Guilherme confirmou para a reportagem da TRAVEL3 no Festival das Cataratas, em Foz, na semana passada, que havia sido sondado para um convite por parte do governo interino de Michel Temer mas que não houve condição para aceitar. 'Vou continuar colaborando como sempre para que o Ministério do Turismo cresça em ação e importância. Como empresário do turismo, com a tradição da CVC e a ampliação da GJP Hotéis, sei que o turismo brasileiro ainda precisa de muito para ir à frente, não podemos retroceder.'
A declaração do empresário foi feita ontem à noite, durante a apresentação do Prodigy Grand Hotel & Suites, na região da Berrini, o hotel do grupo GJP em São Paulo.
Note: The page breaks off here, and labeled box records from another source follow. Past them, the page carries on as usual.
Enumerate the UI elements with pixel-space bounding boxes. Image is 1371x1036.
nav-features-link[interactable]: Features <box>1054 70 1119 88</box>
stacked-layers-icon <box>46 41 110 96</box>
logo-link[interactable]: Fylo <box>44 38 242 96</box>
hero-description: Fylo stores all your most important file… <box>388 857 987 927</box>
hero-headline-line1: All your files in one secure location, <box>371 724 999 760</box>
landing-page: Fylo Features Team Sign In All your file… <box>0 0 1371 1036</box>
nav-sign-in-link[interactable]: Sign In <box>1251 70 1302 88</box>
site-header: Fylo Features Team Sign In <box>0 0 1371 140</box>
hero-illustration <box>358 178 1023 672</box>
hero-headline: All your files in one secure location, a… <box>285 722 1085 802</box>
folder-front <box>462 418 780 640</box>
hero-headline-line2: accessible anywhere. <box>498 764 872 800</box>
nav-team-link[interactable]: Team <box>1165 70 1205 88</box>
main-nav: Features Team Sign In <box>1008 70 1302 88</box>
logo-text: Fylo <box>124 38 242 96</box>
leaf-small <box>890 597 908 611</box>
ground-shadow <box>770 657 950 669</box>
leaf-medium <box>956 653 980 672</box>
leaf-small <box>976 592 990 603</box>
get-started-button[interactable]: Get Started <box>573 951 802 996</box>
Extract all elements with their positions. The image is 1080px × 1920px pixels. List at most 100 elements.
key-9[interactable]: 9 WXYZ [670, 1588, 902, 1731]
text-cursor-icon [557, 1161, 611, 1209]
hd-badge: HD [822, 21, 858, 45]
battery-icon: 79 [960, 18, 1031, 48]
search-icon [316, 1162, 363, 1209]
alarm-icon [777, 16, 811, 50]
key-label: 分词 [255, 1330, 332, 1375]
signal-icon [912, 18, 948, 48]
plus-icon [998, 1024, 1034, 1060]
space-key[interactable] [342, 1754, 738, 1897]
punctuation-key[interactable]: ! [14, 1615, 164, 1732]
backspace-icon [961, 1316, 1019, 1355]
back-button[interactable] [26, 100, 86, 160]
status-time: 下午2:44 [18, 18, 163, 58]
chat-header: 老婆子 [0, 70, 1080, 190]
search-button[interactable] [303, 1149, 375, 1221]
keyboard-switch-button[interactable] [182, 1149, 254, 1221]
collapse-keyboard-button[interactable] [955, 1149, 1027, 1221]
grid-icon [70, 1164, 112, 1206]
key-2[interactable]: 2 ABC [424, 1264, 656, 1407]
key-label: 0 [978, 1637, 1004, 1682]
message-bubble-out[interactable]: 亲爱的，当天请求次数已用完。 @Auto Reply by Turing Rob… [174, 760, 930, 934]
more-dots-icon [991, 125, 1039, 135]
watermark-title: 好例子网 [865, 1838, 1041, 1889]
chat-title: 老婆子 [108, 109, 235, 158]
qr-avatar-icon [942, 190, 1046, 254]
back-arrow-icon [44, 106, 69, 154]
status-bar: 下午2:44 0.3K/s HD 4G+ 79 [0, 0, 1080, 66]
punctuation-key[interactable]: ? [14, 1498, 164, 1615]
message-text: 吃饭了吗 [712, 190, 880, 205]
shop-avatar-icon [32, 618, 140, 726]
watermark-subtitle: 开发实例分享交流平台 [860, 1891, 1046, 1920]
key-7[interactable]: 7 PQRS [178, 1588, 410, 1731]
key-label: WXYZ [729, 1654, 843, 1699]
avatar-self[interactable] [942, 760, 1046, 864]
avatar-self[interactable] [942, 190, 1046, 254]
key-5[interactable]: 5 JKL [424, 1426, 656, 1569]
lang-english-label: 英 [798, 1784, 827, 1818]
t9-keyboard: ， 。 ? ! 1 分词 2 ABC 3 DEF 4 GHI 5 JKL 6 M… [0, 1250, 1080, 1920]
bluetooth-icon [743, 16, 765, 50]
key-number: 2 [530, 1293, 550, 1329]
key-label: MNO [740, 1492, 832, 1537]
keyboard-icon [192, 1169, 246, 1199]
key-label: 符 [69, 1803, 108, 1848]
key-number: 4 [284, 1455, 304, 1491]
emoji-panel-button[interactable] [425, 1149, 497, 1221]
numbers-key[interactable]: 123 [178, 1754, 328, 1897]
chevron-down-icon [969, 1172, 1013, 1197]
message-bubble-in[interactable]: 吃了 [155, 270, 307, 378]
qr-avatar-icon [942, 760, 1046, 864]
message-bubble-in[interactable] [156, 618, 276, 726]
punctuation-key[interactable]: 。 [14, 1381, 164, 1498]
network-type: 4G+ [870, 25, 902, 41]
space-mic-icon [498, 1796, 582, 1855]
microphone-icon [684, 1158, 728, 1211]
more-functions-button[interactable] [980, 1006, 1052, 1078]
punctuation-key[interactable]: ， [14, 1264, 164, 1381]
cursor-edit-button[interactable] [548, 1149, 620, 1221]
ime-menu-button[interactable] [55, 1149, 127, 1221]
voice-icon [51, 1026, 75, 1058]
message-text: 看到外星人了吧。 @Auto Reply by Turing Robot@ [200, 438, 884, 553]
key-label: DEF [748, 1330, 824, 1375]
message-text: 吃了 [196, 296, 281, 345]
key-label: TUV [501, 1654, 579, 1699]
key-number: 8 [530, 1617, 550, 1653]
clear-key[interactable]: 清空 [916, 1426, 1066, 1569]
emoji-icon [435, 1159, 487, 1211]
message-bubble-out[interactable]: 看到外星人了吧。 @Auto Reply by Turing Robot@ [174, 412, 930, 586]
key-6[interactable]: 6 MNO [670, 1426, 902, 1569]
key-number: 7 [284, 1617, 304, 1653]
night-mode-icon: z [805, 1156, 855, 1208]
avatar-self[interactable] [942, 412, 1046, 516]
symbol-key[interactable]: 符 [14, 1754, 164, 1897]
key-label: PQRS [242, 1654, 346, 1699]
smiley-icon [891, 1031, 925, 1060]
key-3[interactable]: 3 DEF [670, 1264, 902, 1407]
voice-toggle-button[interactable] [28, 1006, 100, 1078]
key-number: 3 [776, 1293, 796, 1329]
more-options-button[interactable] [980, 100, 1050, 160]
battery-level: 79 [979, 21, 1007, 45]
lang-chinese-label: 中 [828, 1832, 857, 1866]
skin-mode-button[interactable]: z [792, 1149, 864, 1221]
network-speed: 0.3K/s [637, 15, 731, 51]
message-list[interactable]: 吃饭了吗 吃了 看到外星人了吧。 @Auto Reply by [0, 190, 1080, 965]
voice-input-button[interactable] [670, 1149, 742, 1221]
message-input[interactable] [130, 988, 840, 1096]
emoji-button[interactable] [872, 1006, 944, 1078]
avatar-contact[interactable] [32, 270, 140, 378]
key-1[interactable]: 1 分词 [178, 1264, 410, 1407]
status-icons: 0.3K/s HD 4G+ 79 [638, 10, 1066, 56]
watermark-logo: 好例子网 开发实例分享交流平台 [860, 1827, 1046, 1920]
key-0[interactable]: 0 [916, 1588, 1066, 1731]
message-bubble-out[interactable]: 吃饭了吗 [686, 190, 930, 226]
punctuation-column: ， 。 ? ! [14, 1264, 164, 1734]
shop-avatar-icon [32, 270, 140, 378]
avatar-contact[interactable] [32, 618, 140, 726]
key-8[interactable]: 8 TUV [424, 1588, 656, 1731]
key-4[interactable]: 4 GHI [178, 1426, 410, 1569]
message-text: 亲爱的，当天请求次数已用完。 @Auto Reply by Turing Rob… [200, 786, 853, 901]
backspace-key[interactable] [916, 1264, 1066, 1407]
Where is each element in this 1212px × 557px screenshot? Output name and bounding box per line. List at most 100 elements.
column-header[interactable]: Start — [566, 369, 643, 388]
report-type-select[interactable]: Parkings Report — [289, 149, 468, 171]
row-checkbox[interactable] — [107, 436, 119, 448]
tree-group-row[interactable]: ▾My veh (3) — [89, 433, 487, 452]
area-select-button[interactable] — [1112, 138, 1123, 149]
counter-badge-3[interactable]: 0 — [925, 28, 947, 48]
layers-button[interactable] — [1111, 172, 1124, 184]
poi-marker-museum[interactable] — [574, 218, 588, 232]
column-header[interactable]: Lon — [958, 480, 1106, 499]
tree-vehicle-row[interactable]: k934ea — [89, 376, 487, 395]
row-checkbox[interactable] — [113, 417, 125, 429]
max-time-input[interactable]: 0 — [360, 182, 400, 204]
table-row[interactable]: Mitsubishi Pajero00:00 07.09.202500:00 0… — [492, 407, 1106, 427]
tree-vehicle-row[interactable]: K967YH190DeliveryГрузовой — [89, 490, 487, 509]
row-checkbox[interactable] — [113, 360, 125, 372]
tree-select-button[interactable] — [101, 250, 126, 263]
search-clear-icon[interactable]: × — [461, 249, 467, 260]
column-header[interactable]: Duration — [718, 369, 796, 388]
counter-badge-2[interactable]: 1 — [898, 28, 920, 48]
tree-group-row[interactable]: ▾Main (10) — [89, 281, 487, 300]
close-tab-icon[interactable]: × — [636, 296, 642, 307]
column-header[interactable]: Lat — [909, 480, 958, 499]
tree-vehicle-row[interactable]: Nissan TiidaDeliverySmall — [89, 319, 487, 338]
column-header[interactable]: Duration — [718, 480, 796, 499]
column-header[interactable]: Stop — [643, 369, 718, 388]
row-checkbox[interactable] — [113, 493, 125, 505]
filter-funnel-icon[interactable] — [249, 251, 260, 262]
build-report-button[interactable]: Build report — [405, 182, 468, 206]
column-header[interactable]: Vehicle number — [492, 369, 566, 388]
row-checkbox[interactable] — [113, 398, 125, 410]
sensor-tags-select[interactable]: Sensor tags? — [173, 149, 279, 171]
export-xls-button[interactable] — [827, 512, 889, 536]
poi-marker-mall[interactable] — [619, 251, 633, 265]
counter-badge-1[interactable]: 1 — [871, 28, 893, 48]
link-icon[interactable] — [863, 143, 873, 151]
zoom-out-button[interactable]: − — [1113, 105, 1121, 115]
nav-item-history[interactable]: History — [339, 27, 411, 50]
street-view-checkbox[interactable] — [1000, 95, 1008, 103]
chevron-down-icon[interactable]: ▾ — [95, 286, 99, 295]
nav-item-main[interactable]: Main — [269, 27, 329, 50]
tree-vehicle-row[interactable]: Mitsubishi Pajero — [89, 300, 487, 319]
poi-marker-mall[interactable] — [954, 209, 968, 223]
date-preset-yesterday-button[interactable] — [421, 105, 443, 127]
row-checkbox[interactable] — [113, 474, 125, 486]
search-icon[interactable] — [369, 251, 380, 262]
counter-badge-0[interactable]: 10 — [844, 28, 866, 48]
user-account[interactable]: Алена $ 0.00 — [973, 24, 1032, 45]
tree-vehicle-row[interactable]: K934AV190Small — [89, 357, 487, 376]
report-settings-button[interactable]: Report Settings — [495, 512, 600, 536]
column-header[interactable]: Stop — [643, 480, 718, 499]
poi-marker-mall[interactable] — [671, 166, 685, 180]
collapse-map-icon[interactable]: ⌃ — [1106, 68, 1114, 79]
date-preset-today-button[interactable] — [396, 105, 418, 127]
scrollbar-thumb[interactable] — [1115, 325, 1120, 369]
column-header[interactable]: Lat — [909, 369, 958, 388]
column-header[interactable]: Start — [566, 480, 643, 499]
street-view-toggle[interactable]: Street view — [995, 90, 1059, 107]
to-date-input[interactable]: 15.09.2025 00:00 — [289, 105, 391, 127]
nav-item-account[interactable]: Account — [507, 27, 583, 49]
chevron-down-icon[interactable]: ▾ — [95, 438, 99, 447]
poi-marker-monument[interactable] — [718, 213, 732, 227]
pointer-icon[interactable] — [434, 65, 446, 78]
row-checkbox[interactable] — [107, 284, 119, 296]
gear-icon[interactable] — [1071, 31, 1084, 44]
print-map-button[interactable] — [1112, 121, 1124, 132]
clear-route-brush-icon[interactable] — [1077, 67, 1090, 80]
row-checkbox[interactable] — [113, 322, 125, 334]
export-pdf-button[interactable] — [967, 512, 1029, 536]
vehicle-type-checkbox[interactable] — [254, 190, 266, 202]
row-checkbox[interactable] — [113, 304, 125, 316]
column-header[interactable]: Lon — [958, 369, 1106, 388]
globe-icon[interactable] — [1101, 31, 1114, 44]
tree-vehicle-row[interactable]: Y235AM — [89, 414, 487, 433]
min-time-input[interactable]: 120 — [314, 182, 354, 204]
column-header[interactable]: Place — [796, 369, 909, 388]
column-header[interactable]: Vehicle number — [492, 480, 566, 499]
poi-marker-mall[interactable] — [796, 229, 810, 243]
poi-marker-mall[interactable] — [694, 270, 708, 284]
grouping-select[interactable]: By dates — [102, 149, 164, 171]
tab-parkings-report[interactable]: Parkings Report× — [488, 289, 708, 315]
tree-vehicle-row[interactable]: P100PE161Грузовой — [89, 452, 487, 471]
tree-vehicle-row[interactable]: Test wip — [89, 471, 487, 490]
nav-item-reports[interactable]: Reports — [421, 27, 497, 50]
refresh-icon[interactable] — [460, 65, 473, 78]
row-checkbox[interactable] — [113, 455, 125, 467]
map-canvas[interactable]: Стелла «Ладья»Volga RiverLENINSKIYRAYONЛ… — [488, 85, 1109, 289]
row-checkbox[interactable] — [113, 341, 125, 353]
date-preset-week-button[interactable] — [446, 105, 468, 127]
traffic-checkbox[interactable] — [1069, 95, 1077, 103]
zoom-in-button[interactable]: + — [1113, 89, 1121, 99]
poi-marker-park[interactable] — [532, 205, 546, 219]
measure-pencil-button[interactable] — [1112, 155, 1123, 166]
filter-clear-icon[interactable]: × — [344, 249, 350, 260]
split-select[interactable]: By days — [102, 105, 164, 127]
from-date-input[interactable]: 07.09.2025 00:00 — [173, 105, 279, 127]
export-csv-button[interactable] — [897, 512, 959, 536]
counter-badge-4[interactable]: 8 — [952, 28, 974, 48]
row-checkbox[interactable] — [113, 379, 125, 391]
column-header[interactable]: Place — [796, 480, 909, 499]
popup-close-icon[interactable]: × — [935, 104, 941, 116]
Este foi um dos assuntos nas conversas entre os players que estiveram participando do evento, como Luis Falco, presidente da CVC: José Eframovich, presidente do Conselho de Administração da Avianca Brasil; Goiaci Alves Guimarães
Na confraternização do coquetel de apresentação do projeto completo do Prodigy, Guilherme com Milene Keiko, da Promo; André Lameiro, diretor de vendas e expansão da GJP; Maria Pidner Boucinhos, Relações Institucionais da GJP e Pedro Ribeiro, diretor da rede Dom Pedro, de Portugal, parceira da empresa brasileira
A Academia Brasileira de Eventos e Turismo protocolou junto à Presidência da República uma carta onde reivindica que a pasta do Turismo seja extinta e incorporada ao Ministério da Indústria e Comércio. A alta rotatividade de nomes na pasta durante o governo Dilma e a recente saída de Henrique Alves envolvido na Operação Lava Jato motivaram a posição.
O documento aponta a necessidade do enxugamento da máquina pública, os exemplos de países evoluídos que atrelaram estruturas oficiais de turismo a pastas econômicas e propõe, ainda, a Embratur subordinada a uma Secretaria Nacional em ambiente economico.